The Glam, Punk, and early New Romantic scenes developed against and, arguably, as a reaction to, a backdrop of national decline: the industrial, social, and economic traumas of the 1970s. Today, there seems to be little of musical or cultural significance happening which is making the same level of impact that the scenes celebrated in this exhibition achieved 30 years ago, despite not only the New Romantic legacy leaving its mark in fashion, music, and night-clubbing but also a current wave of socio-economic turmoil which seems propitious for summoning a response from popular culture.
Why is this? Did New Romanticism take decadence as far as it could go, making shock a thing of the past?
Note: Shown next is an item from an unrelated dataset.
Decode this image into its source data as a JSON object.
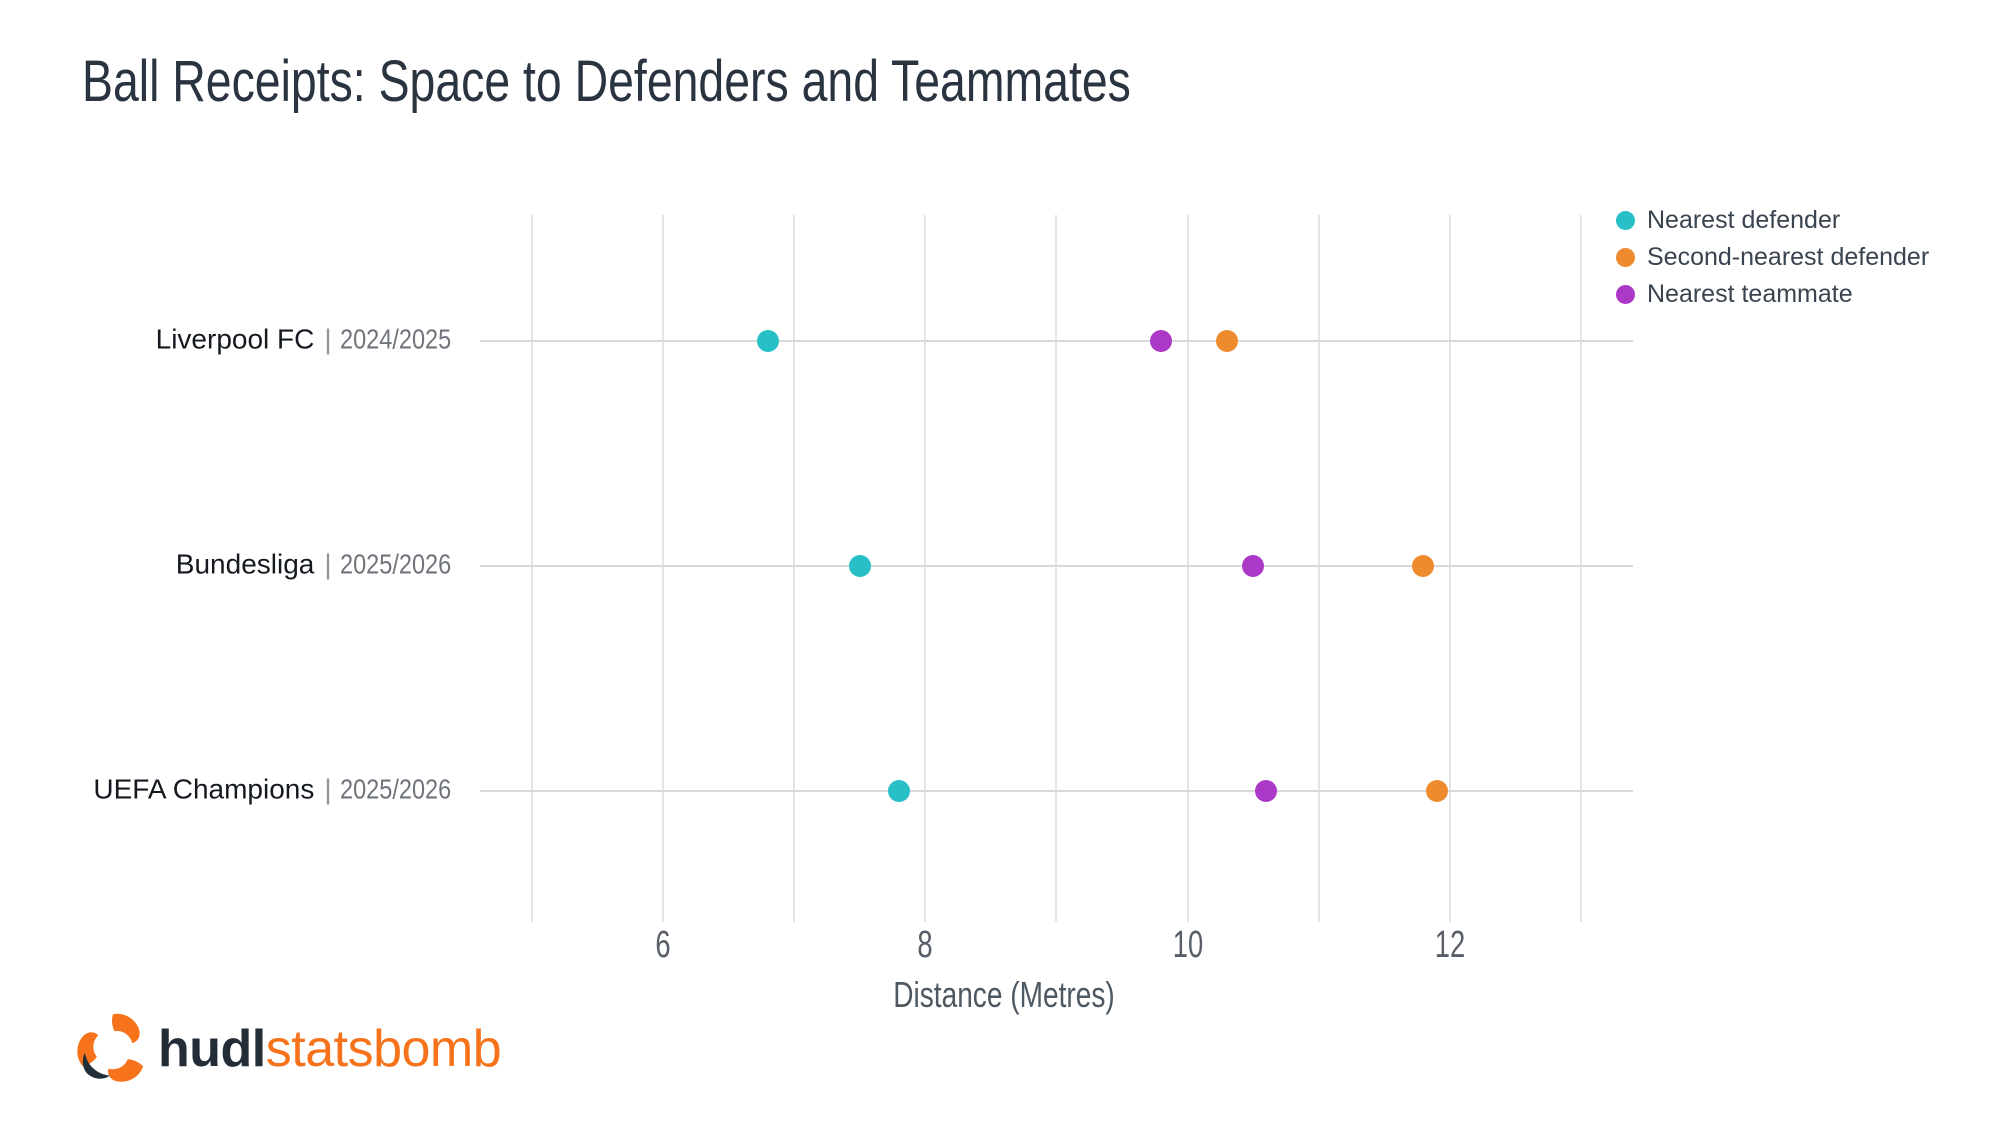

Have social media rendered the maintenance of the ‘in-group’ style tribe—kept select by a small but culturally dominant social elite—all but impossible? Has technology made advances in musical styles something routine? This exhibition makes us wonder if these things are the case. But it also recalls the fervour and creativity of that scene, so providing inspiration for anyone who wants to attempt pushing out the boundaries of creativity in music and fashion in a new direction. New Romanticism nourished some current cultural figures when they were in embryo. It would be good if this exhibition, and the thoughts it provokes, could be a catalyst for future legends as yet hidden in our midst.